Court of Session Inner House First Division.

[Exchequer Cause.

Saturday, June 28. 1879.

16 SLR 682

Rogers

v.

Inland Revenue.

Subject_1Revenue
Subject_2Income-Tax Act (5 and 6 Vict. cap. 35), Schedule (D) and sec. 39
Subject_3Liability of Ship
Subject_4Captain for Income-Tax — Where Absent from Great Britain during Whole Year.
Facts:

The captain of a British ship was absent in charge of his vessel during the entire year to which an income-tax assessment applied, but his wife and family lived at home in his house in this country. Held that he was liable in the assessment.

Headnote:

In this case. David Rogers, master mariner, appealed to the Income-Tax Commissioners for the Kirkcaldy district of Fifeshire, against an assessment under Schedule (D) of the Income—Tax Acts for the year ending April 5, 1879, on the sum of £240. It appeared that he had been absent from Great Britain in command of his ship during the whole year of assessment, but that he possessed in his own name a house at Innerleven, in Fifeshire, where his wife and family had resided during the year in question, that he had no dwelling-house in any other country, and that he would return to Great Britain when ordered by his employers, as he had no present intention of residing out of it.

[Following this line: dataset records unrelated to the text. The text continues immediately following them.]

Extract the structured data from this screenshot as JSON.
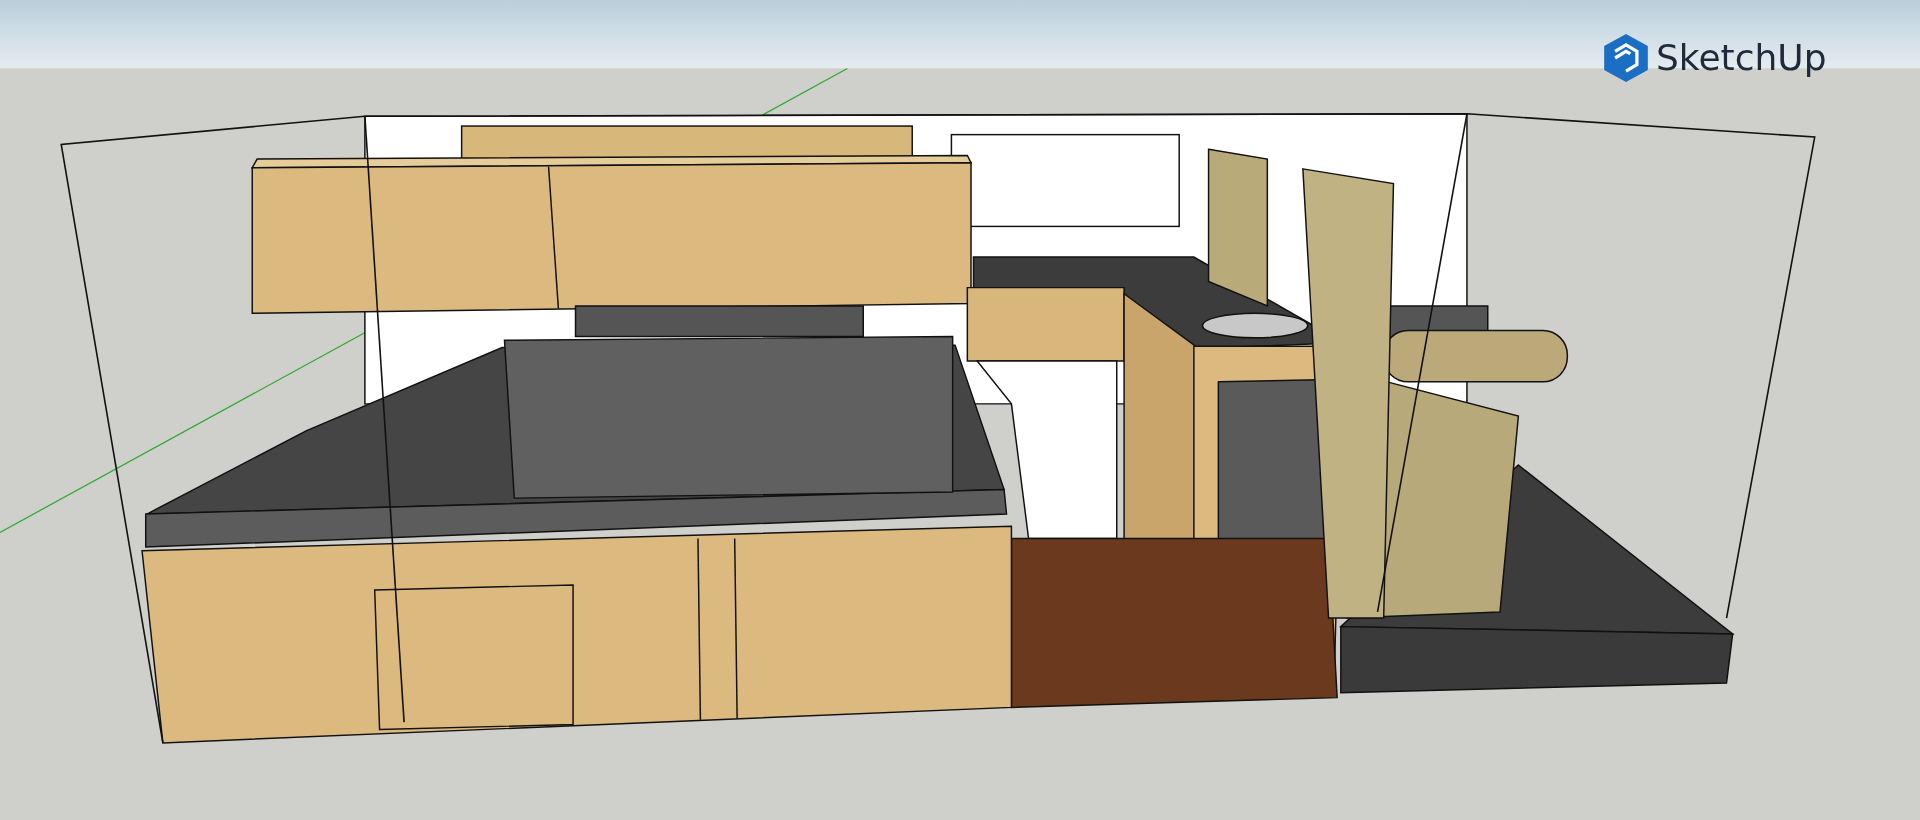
{
  "logo": {
    "text": "SketchUp"
  }
}
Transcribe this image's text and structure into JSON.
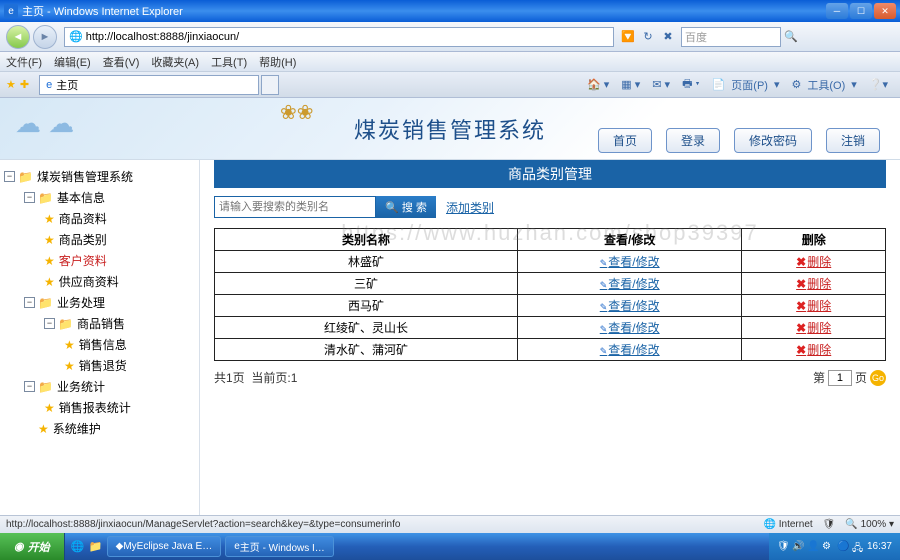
{
  "window": {
    "title": "主页 - Windows Internet Explorer",
    "url": "http://localhost:8888/jinxiaocun/",
    "tab_title": "主页"
  },
  "menus": [
    "文件(F)",
    "编辑(E)",
    "查看(V)",
    "收藏夹(A)",
    "工具(T)",
    "帮助(H)"
  ],
  "search_placeholder": "百度",
  "ie_tools": {
    "page": "页面(P)",
    "tools": "工具(O)"
  },
  "banner": {
    "title": "煤炭销售管理系统"
  },
  "topBtns": [
    "首页",
    "登录",
    "修改密码",
    "注销"
  ],
  "tree": {
    "root": "煤炭销售管理系统",
    "g1": {
      "label": "基本信息",
      "children": [
        "商品资料",
        "商品类别",
        "客户资料",
        "供应商资料"
      ]
    },
    "g2": {
      "label": "业务处理",
      "g2a": {
        "label": "商品销售",
        "children": [
          "销售信息",
          "销售退货"
        ]
      }
    },
    "g3": {
      "label": "业务统计",
      "children": [
        "销售报表统计"
      ]
    },
    "g4": {
      "label": "系统维护"
    }
  },
  "panel": {
    "title": "商品类别管理",
    "search_ph": "请输入要搜索的类别名",
    "search_btn": "搜 索",
    "add_link": "添加类别",
    "headers": [
      "类别名称",
      "查看/修改",
      "删除"
    ],
    "rows": [
      {
        "name": "林盛矿",
        "edit": "查看/修改",
        "del": "删除"
      },
      {
        "name": "三矿",
        "edit": "查看/修改",
        "del": "删除"
      },
      {
        "name": "西马矿",
        "edit": "查看/修改",
        "del": "删除"
      },
      {
        "name": "红绫矿、灵山长",
        "edit": "查看/修改",
        "del": "删除"
      },
      {
        "name": "清水矿、蒲河矿",
        "edit": "查看/修改",
        "del": "删除"
      }
    ],
    "pager": {
      "total": "共1页",
      "current": "当前页:1",
      "goto_prefix": "第",
      "goto_suffix": "页",
      "goto_val": "1"
    }
  },
  "status": {
    "url": "http://localhost:8888/jinxiaocun/ManageServlet?action=search&key=&type=consumerinfo",
    "zone": "Internet",
    "zoom": "100%"
  },
  "task": {
    "start": "开始",
    "apps": [
      "MyEclipse Java E…",
      "主页 - Windows I…"
    ],
    "time": "16:37"
  },
  "watermark": "https://www.huzhan.com/shop39397"
}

By 5 and 6 Vict. cap. 35 (Property Tax Act), sec. 39, it was enacted “that any subject of Her Majesty whose ordinary residence shall have been in Great Britain, and who shall have departed from Great Britain and gone into any parts beyond the seas, for the purpose only of occasional residence, at the time of the execution of this Act, shall be deemed, notwithstanding such temporary absence, a person chargeable to the duties granted by the Act as a person actually residing in great Britain, and shall be assessed and charged accordingly (in manner hereinafter directed) upon the whole amount of his profits or gains, whether the same shall arise from property in Great Britain or elsewhere, or from any allowance, annuity, or stipend (except as herein is excepted), or from any profession, employment, trade, or vocation in Great Britain or elsewhere.”

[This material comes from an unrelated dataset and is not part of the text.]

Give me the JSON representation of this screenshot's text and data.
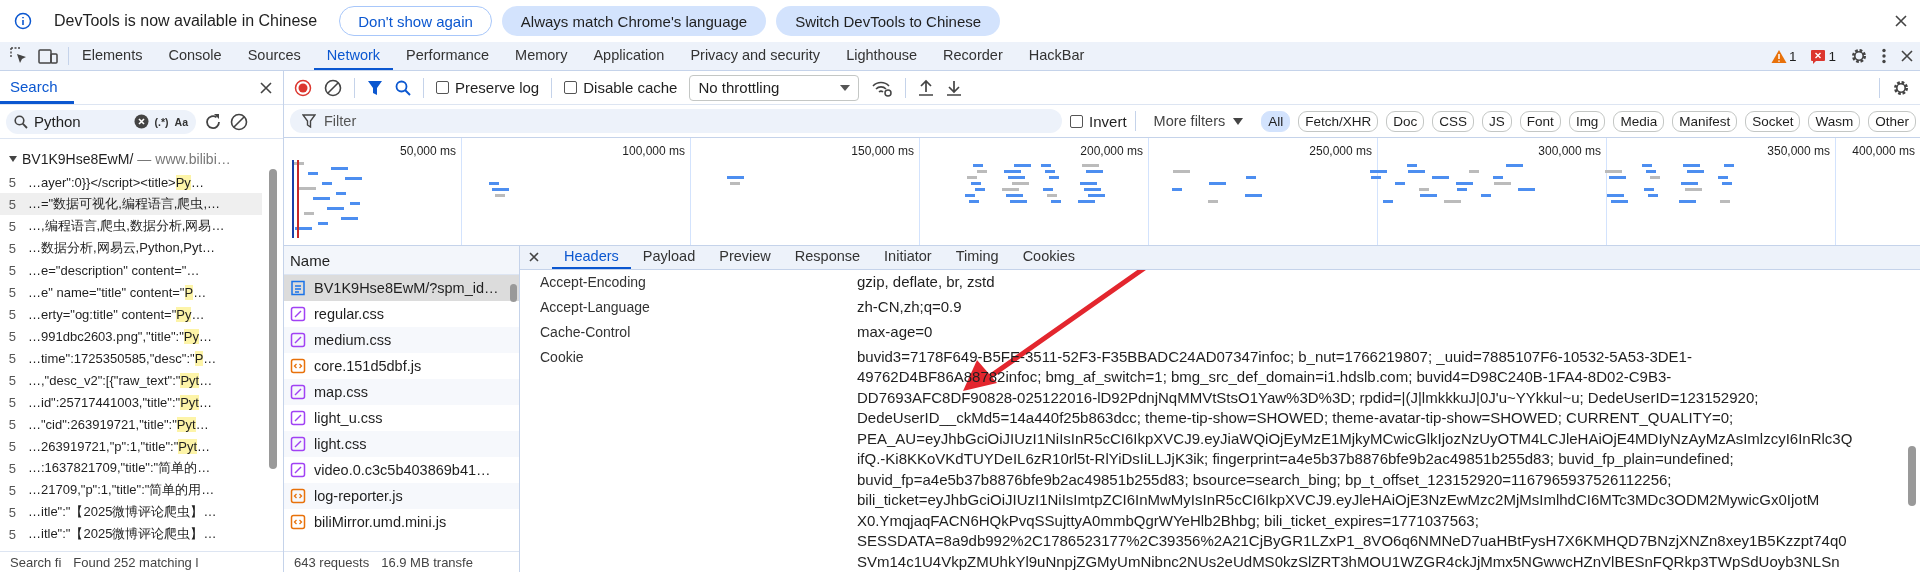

The Commissioners confirmed the assessment.

The appellant having obtained a Case for the opinion of the Court of Exchequer, argued—This case was not within Young v. Inland Revenue, July 10, 1875, 2 R. 925, inasmuch as here the appellant had been absent from Great Britain during the entire year of assessment. [The Lord President referred to Brown v. M'Callum, Feb. 14, 1845, 7 D. 423.]

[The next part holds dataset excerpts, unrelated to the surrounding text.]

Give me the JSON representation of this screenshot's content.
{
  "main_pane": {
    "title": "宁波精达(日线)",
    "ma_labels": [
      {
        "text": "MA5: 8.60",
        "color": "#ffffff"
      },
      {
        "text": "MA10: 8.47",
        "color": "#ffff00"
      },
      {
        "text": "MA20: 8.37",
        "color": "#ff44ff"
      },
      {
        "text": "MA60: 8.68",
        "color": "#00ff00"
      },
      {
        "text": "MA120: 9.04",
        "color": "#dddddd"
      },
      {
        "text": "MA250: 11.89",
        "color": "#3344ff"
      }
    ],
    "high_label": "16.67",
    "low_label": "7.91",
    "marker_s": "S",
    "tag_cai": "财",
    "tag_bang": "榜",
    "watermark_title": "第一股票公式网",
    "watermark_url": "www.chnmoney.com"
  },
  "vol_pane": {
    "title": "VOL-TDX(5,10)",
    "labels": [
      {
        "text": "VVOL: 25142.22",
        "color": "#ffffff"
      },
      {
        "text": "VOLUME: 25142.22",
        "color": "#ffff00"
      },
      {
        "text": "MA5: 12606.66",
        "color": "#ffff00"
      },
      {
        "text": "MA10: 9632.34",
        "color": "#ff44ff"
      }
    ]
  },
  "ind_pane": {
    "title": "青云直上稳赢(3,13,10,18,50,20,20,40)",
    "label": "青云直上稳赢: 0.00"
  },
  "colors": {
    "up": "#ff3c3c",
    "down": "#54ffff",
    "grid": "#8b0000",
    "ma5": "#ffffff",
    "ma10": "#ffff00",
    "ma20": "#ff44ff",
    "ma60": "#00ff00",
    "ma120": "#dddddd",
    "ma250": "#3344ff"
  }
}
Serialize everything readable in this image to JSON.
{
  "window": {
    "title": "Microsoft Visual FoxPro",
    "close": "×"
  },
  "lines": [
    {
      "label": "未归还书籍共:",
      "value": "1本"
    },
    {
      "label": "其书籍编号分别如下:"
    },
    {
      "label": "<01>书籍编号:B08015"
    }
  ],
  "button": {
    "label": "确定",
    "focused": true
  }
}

The respondent was not called on.

At advising—

Judgment:

Lord President—I have no doubt about this case at all. It is ruled by the case of Young. Every sailor has a residence on land, as Lord Mackenzie very well puts it in the case of Brown v. M'Callum, and the question is, Where is this man's residence? The answer undoubtedly is, that his residence is in Great Britain. He has no other residence, and a man must have a residence somewhere. The circumstance that Captain Rogers has been absent from the country during the whole year to which the assessment applies does not seem to me to be a specialty of the least consequence, That is a mere accident. He is not a bit the less a resident in Great Britain because the exigencies of his business have happened to carry him away for a somewhat longer time than usual during this particular voyage.

Lord Deas, Lord Mure, and Lord Shand concurred.

Counsel:

Counsel for Appellant— Dean of Faculty (Fraser)— Scott. Agents — J. & J. Galletly, S.S.C.

Counsel for Inland Revenue—Solicitor General (Macdonald)— Rutherfurd. Agent—Solicitor of Inland Revenue.